Software is an indispensable asset in the production of official statistics. We need it in the design of our processes, in data collection, in data processing, during analysis and to disseminate statistical results. Without software there would not be modern official statistics. However software development and maintenance is costly. Fortunately statistical organisations share common needs and similar processes and official statistics is standards driven. Hence there is already a strong culture of international and open collaboration.

Re-use of software assets across organisations in the statistical process chain is profitable. Reducing duplicate efforts by co-investments increases efficiency. Moreover, sharing software as open source software (OSS) adds to the principle of transparency as contained in the Statistical code of practice and is in-line with EU and national open source strategies. A statistical open source community is most effective and innovative if it works from a common understanding across statistical organisations of the underlying drivers for open source. This is why there is a need to identify the core principles underlying open source in official statistics.

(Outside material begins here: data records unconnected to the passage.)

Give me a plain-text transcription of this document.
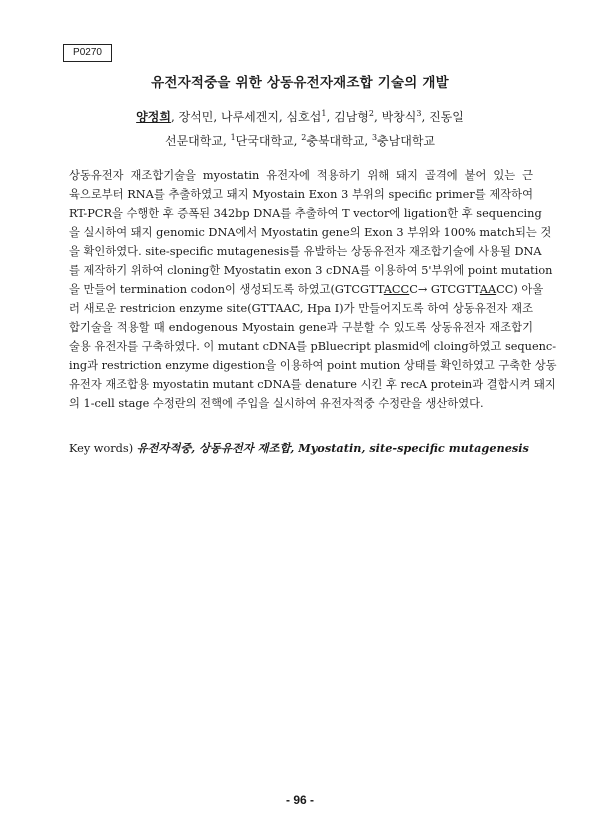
P0270
유전자적중을 위한 상동유전자재조합 기술의 개발
양정희, 장석민, 나루세겐지, 심호섭$^1$, 김남형$^2$, 박창식$^3$, 진동일
선문대학교, $^1$단국대학교, $^2$충북대학교, $^3$충남대학교
상동유전자 재조합기술을 myostatin 유전자에 적용하기 위해 돼지 골격에 붙어 있는 근
육으로부터 RNA를 추출하였고 돼지 Myostain Exon 3 부위의 specific primer를 제작하여
RT-PCR을 수행한 후 증폭된 342bp DNA를 추출하여 T vector에 ligation한 후 sequencing
을 실시하여 돼지 genomic DNA에서 Myostatin gene의 Exon 3 부위와 100% match되는 것
을 확인하였다. site-specific mutagenesis를 유발하는 상동유전자 재조합기술에 사용될 DNA
를 제작하기 위하여 cloning한 Myostatin exon 3 cDNA를 이용하여 5'부위에 point mutation
을 만들어 termination codon이 생성되도록 하였고(GTCGTTACCC→ GTCGTTAACC) 아울
러 새로운 restricion enzyme site(GTTAAC, Hpa I)가 만들어지도록 하여 상동유전자 재조
합기술을 적용할 때 endogenous Myostain gene과 구분할 수 있도록 상동유전자 재조합기
술용 유전자를 구축하였다. 이 mutant cDNA를 pBluecript plasmid에 cloing하였고 sequenc-
ing과 restriction enzyme digestion을 이용하여 point mution 상태를 확인하였고 구축한 상동
유전자 재조합용 myostatin mutant cDNA를 denature 시킨 후 recA protein과 결합시켜 돼지
의 1-cell stage 수정란의 전핵에 주입을 실시하여 유전자적중 수정란을 생산하였다.
Key words) 유전자적중, 상동유전자 재조합, Myostatin, site-specific mutagenesis
- 96 -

This document lists a number of principles on OSS. They are believed to be generally applicable to all organisations involved in the production chains of official statistics, also known in Europe as the ESS (European Statistical System). This includes National Statistical Institutes (NSIs) as well as International Organisations that provide official statistics. These principles are kept as generic as possible, meaning that they are technology-agnostic (applicable to all platform and programming language) and domain-agnostic (applicable to software in all statistical domains). Finally, they are formulated in general terms, meant as a starting point for the development of more concrete implementation details in the further development towards an effective and mature statistical open source community.

1. OSS by default#

Statement#

In the production of official statistics we prefer the use of open source software solutions over closed software solutions. Moreover we share our software solutions as open source.

Rationale#

This principle adds to core values in official statistics such as being transparent and independent in how we make statistics and strive for high quality and reproducibility. Using and sharing open source software increases the transparency on how we work, it avoids black boxes in the implementation of official statistics and it adds to the efficiency of the ESS as a whole.

Implications#

For the ESS this means that when implementing, redesigning or creating new processes, open source software solutions have preference. Only when no viable open source solutions exist it is possible to derogate from the default OSS option. The same holds sharing: sharing as open source is the default, but it is possible to derogate from this in justified cases. For NSIs this means that the methods used in the production of official statistics are not just described, the code used to actually apply the method is shared as OSS. For International Organisations this means openness on how international aggregates are computed via OSS solutions.

2. Work in the open#

Statement#

We start our projects in the open from the beginning and clearly mark maturity status.

Rationale#

Many projects have the intention to publish results as open source but have difficulties deciding on the best moment to do this. It might feel uncomfortable to put early ideas and rough implementation sketches on-line, but on the other hand sharing it too late prevents others from providing valuable comments and ideas or volunteer to work together on the project. To circumvent this dilemma we start working in the open right from the beginning wherever possible and clearly mark and update our projects development phase over time.

Implications#

For the ESS this means that it is recommended and accepted to start developments projects in the public domain. We clearly show development status, which may vary from pre-alpha to stable and proven by showing a public roadmap, public source code repository, a public backlog of features, issues, bugs etc.

3. Improve and give back#

Statement#

We rather improve existing open source solutions than decide to create new solutions and we give our improvements back to the respective open source community.

Rationale#

There are cases where existing open source solutions do not exactly cover the functionality needed in official statistics. The quickest way to cope with this is to copy a solution, adapt it and use it. However improvements implemented in the original solution will not be merged into the copy and our improvements will not be visible in a wider context. Therefore we strive to give back our improvements to the open source community as change requests or suggestions even if it takes additional resources to do that. In the end this is an investment in the effectiveness and efficiency of the ESS as a whole.

Implications#

For the ESS this means that statistical organisations actively search for solutions that can be re-used instead of creating new solutions. Even if a solution does not exactly fits the needed functionality, it is examined how it could be improved, keeping the intended functionality in mind or even widening it. This also holds for partial solutions such as code snippets and (machine learning) models that could be valuable for others. The changes or extensions are tested, documented, and given back to the respective community to decide on possible integration into their solution.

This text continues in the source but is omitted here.